La reivindicación de tener un ministerio de Transporte, significada desde diferentes ámbitos del transporte de mercancías por carretera, parece estar próxima a convertirse en realidad.

María José Rallo, la secretaria general de Transportes del Ministerio de Fomento, ha avanzado cuáles son las líneas de trabajo del actual equipo del ministerio, que a falta de que se confirme el nuevo Gobierno salido de las elecciones del 28 de abril, pasan por superar el modelo de un ministerio que siempre se ha visto como «constructor», para abordar el reto de alinear las prioridades del ministerio con los grandes retos actuales, con los conceptos de digitalización y movilidad como un elemento para el crecimiento económico de las empresas y como elemento de cohesión social.

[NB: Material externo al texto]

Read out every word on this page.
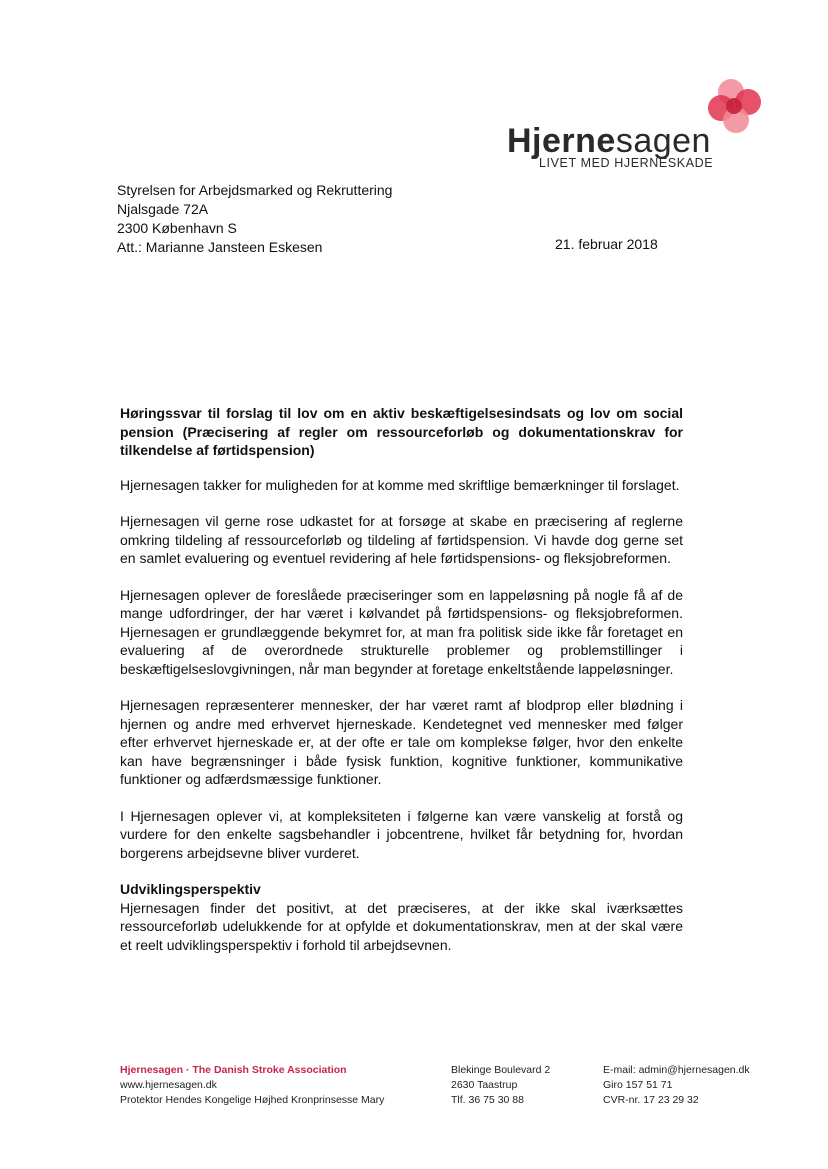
Hjernesagen
LIVET MED HJERNESKADE
Styrelsen for Arbejdsmarked og Rekruttering
Njalsgade 72A
2300 København S
Att.: Marianne Jansteen Eskesen	21. februar 2018

Høringssvar til forslag til lov om en aktiv beskæftigelsesindsats og lov om social pension (Præcisering af regler om ressourceforløb og dokumentationskrav for tilkendelse af førtidspension)

Hjernesagen takker for muligheden for at komme med skriftlige bemærkninger til forslaget.

Hjernesagen vil gerne rose udkastet for at forsøge at skabe en præcisering af reglerne omkring tildeling af ressourceforløb og tildeling af førtidspension. Vi havde dog gerne set en samlet evaluering og eventuel revidering af hele førtidspensions- og fleksjobreformen.

Hjernesagen oplever de foreslåede præciseringer som en lappeløsning på nogle få af de mange udfordringer, der har været i kølvandet på førtidspensions- og fleksjobreformen. Hjernesagen er grundlæggende bekymret for, at man fra politisk side ikke får foretaget en evaluering af de overordnede strukturelle problemer og problemstillinger i beskæftigelseslovgivningen, når man begynder at foretage enkeltstående lappeløsninger.

Hjernesagen repræsenterer mennesker, der har været ramt af blodprop eller blødning i hjernen og andre med erhvervet hjerneskade. Kendetegnet ved mennesker med følger efter erhvervet hjerneskade er, at der ofte er tale om komplekse følger, hvor den enkelte kan have begrænsninger i både fysisk funktion, kognitive funktioner, kommunikative funktioner og adfærdsmæssige funktioner.

I Hjernesagen oplever vi, at kompleksiteten i følgerne kan være vanskelig at forstå og vurdere for den enkelte sagsbehandler i jobcentrene, hvilket får betydning for, hvordan borgerens arbejdsevne bliver vurderet.

Udviklingsperspektiv

Hjernesagen finder det positivt, at det præciseres, at der ikke skal iværksættes ressourceforløb udelukkende for at opfylde et dokumentationskrav, men at der skal være et reelt udviklingsperspektiv i forhold til arbejdsevnen.

Hjernesagen · The Danish Stroke Association
www.hjernesagen.dk
Protektor Hendes Kongelige Højhed Kronprinsesse Mary
Blekinge Boulevard 2
2630 Taastrup
Tlf. 36 75 30 88
E-mail: admin@hjernesagen.dk
Giro 157 51 71
CVR-nr. 17 23 29 32
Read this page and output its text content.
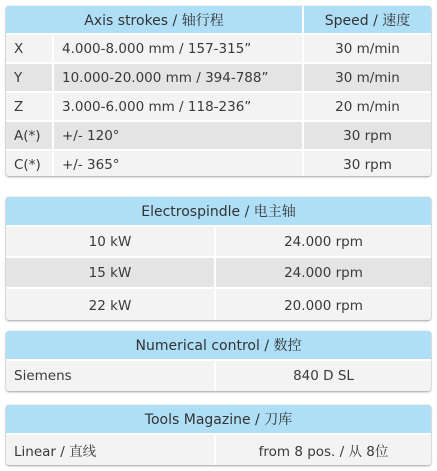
Axis strokes / 轴行程	Speed / 速度
X	4.000-8.000 mm / 157-315”	30 m/min
Y	10.000-20.000 mm / 394-788”	30 m/min
Z	3.000-6.000 mm / 118-236”	20 m/min
A(*)	+/- 120°	30 rpm
C(*)	+/- 365°	30 rpm
Electrospindle / 电主轴
10 kW	24.000 rpm
15 kW	24.000 rpm
22 kW	20.000 rpm
Numerical control / 数控
Siemens	840 D SL
Tools Magazine / 刀库
Linear / 直线	from 8 pos. / 从 8位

En la clausura de la Asamblea General de Astic, celebrada este pasado viernes en Granada, Rallo ha adelantado que este nuevo modelo, contempla un cambio en la denominación del ministerio de Fomento, que ya se recogía en el programa del Partido Socialista con el que concurrió a las últimas elecciones, que pasará a denominarse «Ministerio de Transporte, Movilidad y Agenda Urbana».

A este respecto, Rallo ha adelantado que en el ministerio se trabaja en una estrategia de «movilidad segura y conectada», con un planteamiento transversal e integrador y con la implicación de otros ministerios, como el de Transición Ecológica, el de Industria o el de Interior, en un modelo de responsabilidades que afecta a todas las Administraciones.

Con el ánimo de trabajar conjuntamente con todos los actores implicados, buscando sinergias, el desarrollo de este nuevo planteamiento se estructura en ocho ejes, que contemplarán con un enfoque integrador, las reivindicaciones del sector del transporte de mercancías por carretera que le expuso Marcos Basante, presidente de Astic.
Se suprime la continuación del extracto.